Each round every player gets to build a new building, based on their Industry track. They then obtain new population markers based on their Culture track and retrieve used markers from building based on their Finance track. During the action phase, players take turns to either activate a building using a population marker or spend trade tokens to take an action: Ship, Occupy, Attack, Payment or Draw. Some buildings and tokens allow a player to take one or both of two actions. Shipping is used to open new regions for Occupation and Drawing, and gains you Trade Tokens. Once a shipping track is full, the player with the most influence in that region gains the powerful Governor card for that region. Occupation of a city results in glory and Trade Tokens, while Attacking steals a city from an opponent! Either Occupation or Attacking can result in claiming the connection between two cities, if both connected cities are controlled by the same player. Drawing gains a card from a region up to the maximum hand limit based on the player's Politics track. A player's influence in a region determines which cards they can draw. Once all players have passed, a new round begins.

Goa

Goa, a strategy game of auctions and resource management, is set at the start of the 16th century: beautiful beaches, a mild climate, and one of the most important trading centers in the world. Competing companies deal in spices, send ships and colonists into the world, and invest money. Are you on top or at the bottom? It depends on how you invest your profits. Will you make your ships more efficient? Enhance your plantations? Recruit more colonists? Only a steady hand in business will help.

Each turn begins with an auction phase, where each player gets to auction one item (and the starting player two items). The first item being auctioned gives the right to go first the next turn (along with a card that gives an extra action). If you buy your own item, you pay it to the bank. If someone else buys the item you sell, they pay you. Items include plantations complete with crops, income tiles (income in money, ships, plantation refills each turn etc.), ships, settlers, and later on tiles that score points for certain achievements.
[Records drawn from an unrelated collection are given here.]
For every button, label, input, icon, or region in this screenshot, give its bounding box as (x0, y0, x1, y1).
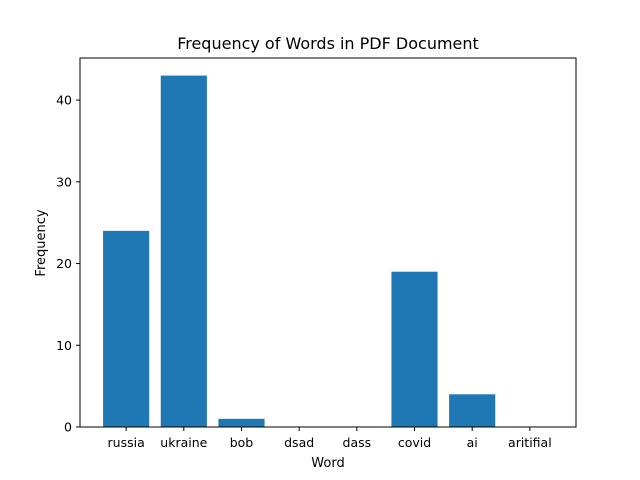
y-ticks-group: 0 10 20 30 40 (56, 93, 80, 435)
plot-frame (79, 57, 577, 428)
y-tick-label: 0 (64, 420, 72, 435)
x-tick-label: russia (108, 435, 145, 450)
x-tick-label: covid (398, 435, 431, 450)
chart-title: Frequency of Words in PDF Document (177, 34, 479, 53)
x-tick-label: ukraine (160, 435, 207, 450)
x-tick-label: dsad (284, 435, 314, 450)
x-tick-label: bob (230, 435, 254, 450)
bar-bob (218, 418, 265, 427)
x-axis-label: Word (311, 456, 344, 471)
bars-group (103, 75, 496, 428)
x-tick-label: dass (343, 435, 372, 450)
bar-ai (449, 394, 496, 427)
y-axis-label: Frequency (34, 209, 49, 276)
x-ticks-group: russia ukraine bob dsad dass covid ai aritifial (108, 427, 552, 450)
bar-covid (391, 271, 438, 427)
y-tick-label: 20 (56, 256, 72, 271)
y-tick-label: 10 (56, 338, 72, 353)
bar-ukraine (160, 75, 207, 428)
y-tick-label: 30 (56, 174, 72, 189)
x-tick-label: aritifial (508, 435, 552, 450)
x-tick-label: ai (467, 435, 478, 450)
bar-russia (103, 230, 150, 427)
y-tick-label: 40 (56, 93, 72, 108)
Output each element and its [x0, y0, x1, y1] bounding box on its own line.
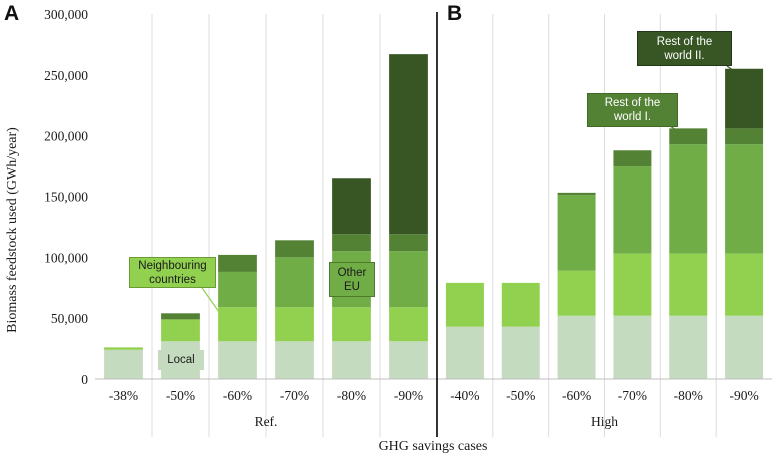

After the auction, players get three actions to either improve their technologies or produce things such as spices on plantations, ships, money or build more plantations. Each player has a board showing their advancement for various things: getting ships, planting new spices, getting colonists, etc. The more a player advances along one track, the better one is doing that particular action. The further you get along a certain track, the more points that track is worth at the end, and there are also rewards to the first player who reaches the last two levels along each track. On the other hand, each player normally needs to perform the actions for all the tracks at some point, so it's not necessarily a good idea to concentrate on just a couple of them. Goa is a game that gives plenty of opportunity for tough decisions, since a player always has at least one action too few.

The game mixes an interactive element of the auction, which encourages you to nominate things that other players want so you receive cash with the solitaire management of your plantation, which then interacts later on as players race to be first in the top tech levels.

The 2012 edition of Goa includes four new tiles and a new play variant, as noted on the cover of the Z-Man Games edition.

Navegador

This game is inspired by the Portuguese Age of Discoveries in the 15th-16th century. Players take actions such as contracting men, acquiring ships and buildings, sailing the seas, establishing colonies in discovered lands, trading goods on the market, and getting privileges.

Each player starts with only two ships and three workers and tries to expand his wealth.

There are several undiscovered lands that allow players, once discovered, to found some colonies there. Colonies exist in different places where sugar, gold and spices are available and can be sold to the market to make some money. Money is used to build ships, erect buildings such as factories, shipyards and churches, and to get workers. Workers are necessary to found colonies or to acquire buildings and privileges, which exist in five categories and therefore encourage players to follow different strategies competing with each other.

At the end of the game the player who is most successful in combining his privileges with his achievements (colonies, factories, discoveries, shipyards, and churches) is the winner.